Right now there is no situation with Death Row. We had tried to do something again a couple of years ago [in 2010 actually] – we did ‘Roadburn’ [a Dutch festival], a short tour and released a live album. We did it with myself, Joe Hasslevander (drums – Raven, Pentagram, The Hounds of Hasselvander…..), Martin Swaney (bass – Pentagram). Bobby was doing Pentagram at the time with another line-up. It would have been cool to put together the 4 original guys of Death Row…..but we just really couldn’t. There was a situation of personal issues from the past that kept popping up so it just couldn’t happen. Right now it’s on the backburner – who know what will happen in future? To be honest at present, however, that’s not even an issue.
You know, while preparing for this interview I lost count of the innumerable musicians who have played with Pentagram at one point or another. Isn’t it frustrating at not being able to focus on the creative aspect of the music due to endless line-up changes of both Pentagram and Place Of Skulls?

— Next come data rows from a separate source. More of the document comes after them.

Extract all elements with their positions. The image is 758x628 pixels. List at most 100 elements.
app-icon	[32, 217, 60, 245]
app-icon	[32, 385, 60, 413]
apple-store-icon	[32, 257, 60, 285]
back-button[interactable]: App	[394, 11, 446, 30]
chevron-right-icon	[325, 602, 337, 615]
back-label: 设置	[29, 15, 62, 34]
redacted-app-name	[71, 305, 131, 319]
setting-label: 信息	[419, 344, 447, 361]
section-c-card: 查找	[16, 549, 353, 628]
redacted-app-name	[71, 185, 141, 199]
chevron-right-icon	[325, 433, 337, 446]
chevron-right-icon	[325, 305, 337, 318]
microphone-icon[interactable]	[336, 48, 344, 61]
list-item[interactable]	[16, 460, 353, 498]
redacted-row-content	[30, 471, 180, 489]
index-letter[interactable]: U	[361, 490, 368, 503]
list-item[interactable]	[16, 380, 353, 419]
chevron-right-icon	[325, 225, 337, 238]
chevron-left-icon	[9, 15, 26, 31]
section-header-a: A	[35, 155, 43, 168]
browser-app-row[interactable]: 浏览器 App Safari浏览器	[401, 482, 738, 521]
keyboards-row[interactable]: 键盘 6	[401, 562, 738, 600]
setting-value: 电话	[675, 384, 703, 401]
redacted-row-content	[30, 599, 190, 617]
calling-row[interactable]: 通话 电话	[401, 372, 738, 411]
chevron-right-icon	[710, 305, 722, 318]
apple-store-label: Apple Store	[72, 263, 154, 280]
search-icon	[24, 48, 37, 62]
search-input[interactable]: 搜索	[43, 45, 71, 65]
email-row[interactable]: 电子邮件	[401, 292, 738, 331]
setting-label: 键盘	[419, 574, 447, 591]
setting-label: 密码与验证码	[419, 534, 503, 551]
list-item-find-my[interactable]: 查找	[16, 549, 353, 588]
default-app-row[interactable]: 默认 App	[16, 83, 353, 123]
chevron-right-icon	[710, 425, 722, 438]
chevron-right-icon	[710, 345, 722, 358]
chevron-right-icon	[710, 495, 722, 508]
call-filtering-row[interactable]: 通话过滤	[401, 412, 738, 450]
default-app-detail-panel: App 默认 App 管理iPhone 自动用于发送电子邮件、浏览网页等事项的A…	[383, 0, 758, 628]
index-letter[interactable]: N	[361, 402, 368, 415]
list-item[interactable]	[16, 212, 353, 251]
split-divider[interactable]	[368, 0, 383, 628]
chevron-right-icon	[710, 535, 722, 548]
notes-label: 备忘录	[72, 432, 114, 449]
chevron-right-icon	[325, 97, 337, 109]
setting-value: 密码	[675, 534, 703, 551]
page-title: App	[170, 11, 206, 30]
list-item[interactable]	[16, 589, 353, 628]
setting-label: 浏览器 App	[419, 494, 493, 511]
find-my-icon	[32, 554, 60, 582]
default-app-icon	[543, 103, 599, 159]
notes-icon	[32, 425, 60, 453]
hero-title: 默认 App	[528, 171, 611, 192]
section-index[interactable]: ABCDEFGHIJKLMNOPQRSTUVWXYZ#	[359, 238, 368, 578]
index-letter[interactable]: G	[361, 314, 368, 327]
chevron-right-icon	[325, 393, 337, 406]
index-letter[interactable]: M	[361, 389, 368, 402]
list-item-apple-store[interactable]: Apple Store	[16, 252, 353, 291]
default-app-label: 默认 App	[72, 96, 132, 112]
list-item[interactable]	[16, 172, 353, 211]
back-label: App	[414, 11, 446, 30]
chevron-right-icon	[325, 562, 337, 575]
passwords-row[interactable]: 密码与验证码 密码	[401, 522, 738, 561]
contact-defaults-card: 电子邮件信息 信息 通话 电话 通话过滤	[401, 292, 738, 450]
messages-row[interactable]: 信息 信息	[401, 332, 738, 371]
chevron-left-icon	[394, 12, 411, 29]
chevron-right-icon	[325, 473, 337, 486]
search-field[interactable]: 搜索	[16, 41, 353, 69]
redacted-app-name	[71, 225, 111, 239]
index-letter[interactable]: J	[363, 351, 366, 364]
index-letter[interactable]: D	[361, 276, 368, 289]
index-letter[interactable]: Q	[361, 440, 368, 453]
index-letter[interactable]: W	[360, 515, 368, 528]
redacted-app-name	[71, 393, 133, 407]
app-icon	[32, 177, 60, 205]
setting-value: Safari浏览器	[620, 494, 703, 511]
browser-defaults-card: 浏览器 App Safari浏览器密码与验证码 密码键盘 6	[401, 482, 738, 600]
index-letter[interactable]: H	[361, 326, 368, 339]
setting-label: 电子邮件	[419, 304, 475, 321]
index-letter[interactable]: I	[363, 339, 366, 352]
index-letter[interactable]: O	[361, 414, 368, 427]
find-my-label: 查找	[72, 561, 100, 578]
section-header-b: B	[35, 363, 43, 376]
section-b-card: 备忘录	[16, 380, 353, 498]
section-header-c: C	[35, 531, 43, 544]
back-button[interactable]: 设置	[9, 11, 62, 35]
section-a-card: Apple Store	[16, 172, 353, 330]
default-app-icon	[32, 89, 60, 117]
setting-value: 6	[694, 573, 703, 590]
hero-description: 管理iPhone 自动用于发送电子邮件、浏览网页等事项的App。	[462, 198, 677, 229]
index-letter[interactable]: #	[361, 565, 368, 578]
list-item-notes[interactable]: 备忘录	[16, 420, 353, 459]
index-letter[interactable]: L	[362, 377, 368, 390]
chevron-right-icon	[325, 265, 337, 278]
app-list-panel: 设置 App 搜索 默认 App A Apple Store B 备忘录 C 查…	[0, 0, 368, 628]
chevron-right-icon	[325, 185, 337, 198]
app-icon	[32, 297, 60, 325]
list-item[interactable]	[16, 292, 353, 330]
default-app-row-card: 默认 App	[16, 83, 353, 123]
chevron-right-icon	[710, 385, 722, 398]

Well, it can definitely be a problem. Right now, however, we’re pretty much settled in as far as guitar, vocals and bass are concerned with Bobby, Greg [Turley – Pentagram bass player and nephew of Victor] and myself. We’ve been through 3 drummers in the past year and a half. Right now Tim [Tomaselli] is playing with us and everything seems to be going really well. Tim was on the “Last Rites” album as well although we had initially toured that album with a different drummer…..Albert Born. He was a great drummer but his style just didn’t fit with our own. Talented, but he’s more of a Speed Metal drummer while we’re more of a Blues-based Hard Rock band.
In the last 10 years or so, there’s been an unprecedented proliferation of Doom Metal festivals, especially in Europe. You have performed at a number of these, both with Pentagram and Place Of Skulls. Could you describe your own experiences of these niche events?

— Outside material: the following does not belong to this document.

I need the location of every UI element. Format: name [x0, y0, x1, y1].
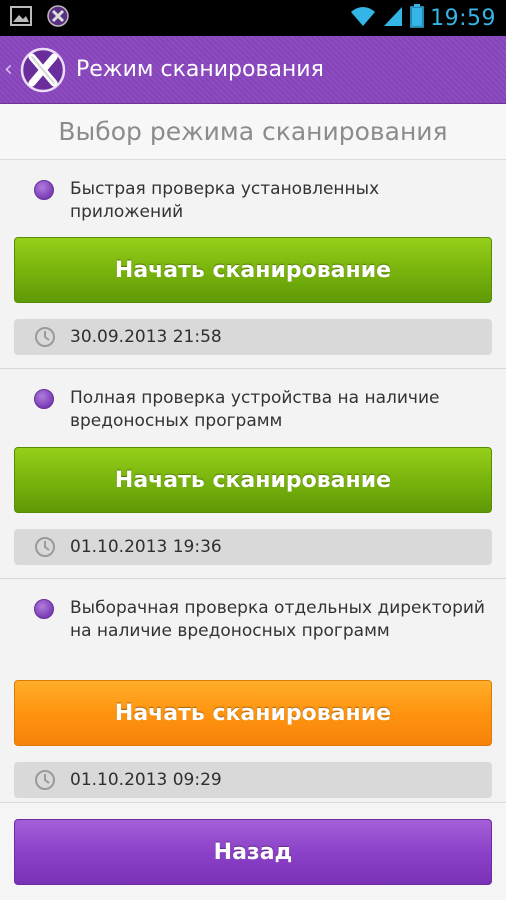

It seems to me that they’re usually pretty good. There seems to be a big hunger for the Doom Metal stuff here. Festivals are always fun and over here they’re really prolific.
You don’t have so many niche festivals in the States……

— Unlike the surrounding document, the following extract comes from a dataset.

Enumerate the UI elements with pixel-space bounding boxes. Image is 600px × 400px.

Yeah but the problem is that festivals just don’t seem to work in the States. People have tried to do Doom Metal festivals there but you’d end up with bands playing for bands with girlfriends and other close friends. But you definitely don’t get the draw in the States as you do in Europe.
Pentagram have often been compared to Black Sabbath, who have recently got together in their original formation. Black Sabbath have announced they’re planning a world tour for 2012 – would a Black Sabbath / Pentagram bill interest you if the offer came along?
Obviously. Yes. That would be insane!
Victor, what do you regard as the pinnacle of your artistic career?
[pauses] I think it would have to be the last 2 albums I recorded: the last Place Of Skulls album [“As A Dog Returns”] and the last Pentagram album [“Last Rites”]. In these albums I’m not trying to do anything that I cannot do. It’s my style, my guitar-playing and I’m not trying to be someone else. I’ve grown, musically-speaking, and have started to experiment in different things. I don’t feel I have to be nailed down to the Doom Metal label. If I want to play Blues or if I want to do whatever else, I’m not afraid to do that. I don’t really care if someone might say: ‘Aw, but this doesn’t sound like the first Pentagram album.’ Well that’s not really my problem. I’m not interested in recording the first Pentagram album or the first Place Of Skulls album over and over again. Sometimes it doesn’t please everybody but you’re never going to do that anyway. So you might as well just go out there and do the best you can, play the best you can and write the best songs you can write for that particular period of time and hopefully they’ll do well. Maybe they won’t but, you know, you gotta keep real with it.
We’ve come to the end of this interview. Is there anything we haven’t mentioned that you’d like to say?
No, I don’t think so, man. I think you pretty much covered everything. I just appreciate it and thank you for your time and consideration.